REMEMBERING THE INTIMIDATOR: EGR and Bass Pro Shops “will pay tribute to racing legend” Dale Earnhardt’s induction into the NASCAR HOF during this weekend’s NASCAR Sprint Cup Amp Energy Juice 500 at Talladega Superspeedway. Jamie McMurray’s No. 1 Chevy will “feature the same black and gold paint scheme that was first used by Earnhardt in the 1998 All Star Race and was a salute to conservation and the American outdoorsman.” The scheme “commemorates the 10th anniversary of Earnhardt’s 76th and final Cup victory, which came in the fall race at Talladega.” Diecast cars, T-shirts, caps and memorabilia commemorating the car and Earnhardt are "available at Bass Pro Shops stores and on their website as well as other retailers" (SCENEDAILY.com, 10/26).
MORE ON RPM'S UNCERTAINTY: ESPN's Terry Blount cited sources as saying Richard Petty is trying to put together a group of investors to buy Richard Petty Motorsports, but Blount noted "what people need to remember here is that Richard Petty owns less than 5% of this team." Blount: "He is really a figurehead here. They are using his name and for good reason, obviously. For him to be able to put together a deal on short notice to salvage this appears to be unlikely." RPM officials have said they plan to run the remainder of the '10 Sprint Cup Series, but the plans for '11 are unclear due to the team's uncertain financial status. ESPN's Alan Petree said of the effect RPM potentially shutting down could have on NASCAR, "There's really good talent over there and there are not a lot of places to go" ("NASCAR Now," ESPN2, 10/26).

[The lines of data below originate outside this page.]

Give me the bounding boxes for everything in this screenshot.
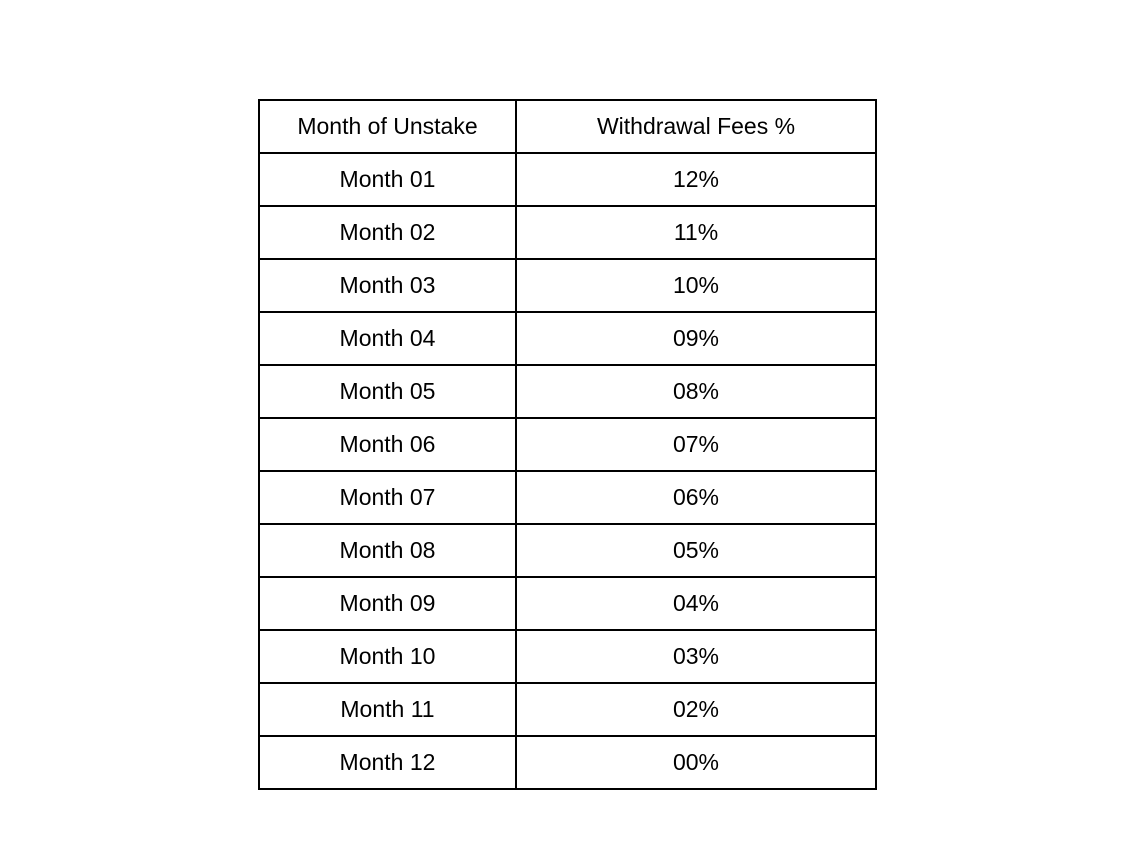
table-row bbox=[259, 524, 876, 577]
fee-cell: 04% bbox=[516, 577, 876, 630]
table-row bbox=[259, 736, 876, 789]
table-row bbox=[259, 630, 876, 683]
table-row bbox=[259, 683, 876, 736]
fee-cell: 07% bbox=[516, 418, 876, 471]
fee-cell: 09% bbox=[516, 312, 876, 365]
fee-cell: 00% bbox=[516, 736, 876, 789]
month-cell: Month 05 bbox=[259, 365, 516, 418]
header-withdrawal-fees: Withdrawal Fees % bbox=[516, 100, 876, 153]
header-month-of-unstake: Month of Unstake bbox=[259, 100, 516, 153]
month-cell: Month 07 bbox=[259, 471, 516, 524]
fee-cell: 05% bbox=[516, 524, 876, 577]
table-row bbox=[259, 312, 876, 365]
month-cell: Month 04 bbox=[259, 312, 516, 365]
month-cell: Month 06 bbox=[259, 418, 516, 471]
month-cell: Month 10 bbox=[259, 630, 516, 683]
table-row bbox=[259, 365, 876, 418]
month-cell: Month 02 bbox=[259, 206, 516, 259]
table-header-row bbox=[259, 100, 876, 153]
table-row bbox=[259, 259, 876, 312]
month-cell: Month 01 bbox=[259, 153, 516, 206]
fee-cell: 06% bbox=[516, 471, 876, 524]
month-cell: Month 11 bbox=[259, 683, 516, 736]
table-row bbox=[259, 471, 876, 524]
table-row bbox=[259, 418, 876, 471]
fee-cell: 11% bbox=[516, 206, 876, 259]
month-cell: Month 03 bbox=[259, 259, 516, 312]
table-row bbox=[259, 577, 876, 630]
month-cell: Month 09 bbox=[259, 577, 516, 630]
table-row bbox=[259, 153, 876, 206]
month-cell: Month 08 bbox=[259, 524, 516, 577]
fee-cell: 12% bbox=[516, 153, 876, 206]
table-row bbox=[259, 206, 876, 259]
withdrawal-fees-table bbox=[258, 99, 877, 790]
fee-cell: 03% bbox=[516, 630, 876, 683]
fee-cell: 02% bbox=[516, 683, 876, 736]
month-cell: Month 12 bbox=[259, 736, 516, 789]
fee-cell: 10% bbox=[516, 259, 876, 312]
fee-cell: 08% bbox=[516, 365, 876, 418]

BRAND APPEAL: Sponsorship measurement firm Joyce Julius & Associates found that during last Sunday’s episode of CBS' “Undercover Boss” that featured NASCAR CMO & Senior VP Steve Phelps, 84 brands accumulated a combined 29 minutes, 57 seconds (29:57) of clear in-focus exposure time, three verbal references and an overall exposure value of $2.7M. Coca-Cola earned nearly $440,000 of in-broadcast exposure value from having its logo appear for more than three minutes throughout the show as Phelps operated a concession stand at Daytona Int'l Speedway wearing a NASCAR hat and Coca-Cola apron. Phelps also worked as a tire specialist for Michael Waltrip Racing’s No. 00 car, giving sponsor Aaron’s the most on-screen time of any brand throughout the show with a total of 3:26, leading to an exposure value of $371,900 (Joyce Julius & Associates).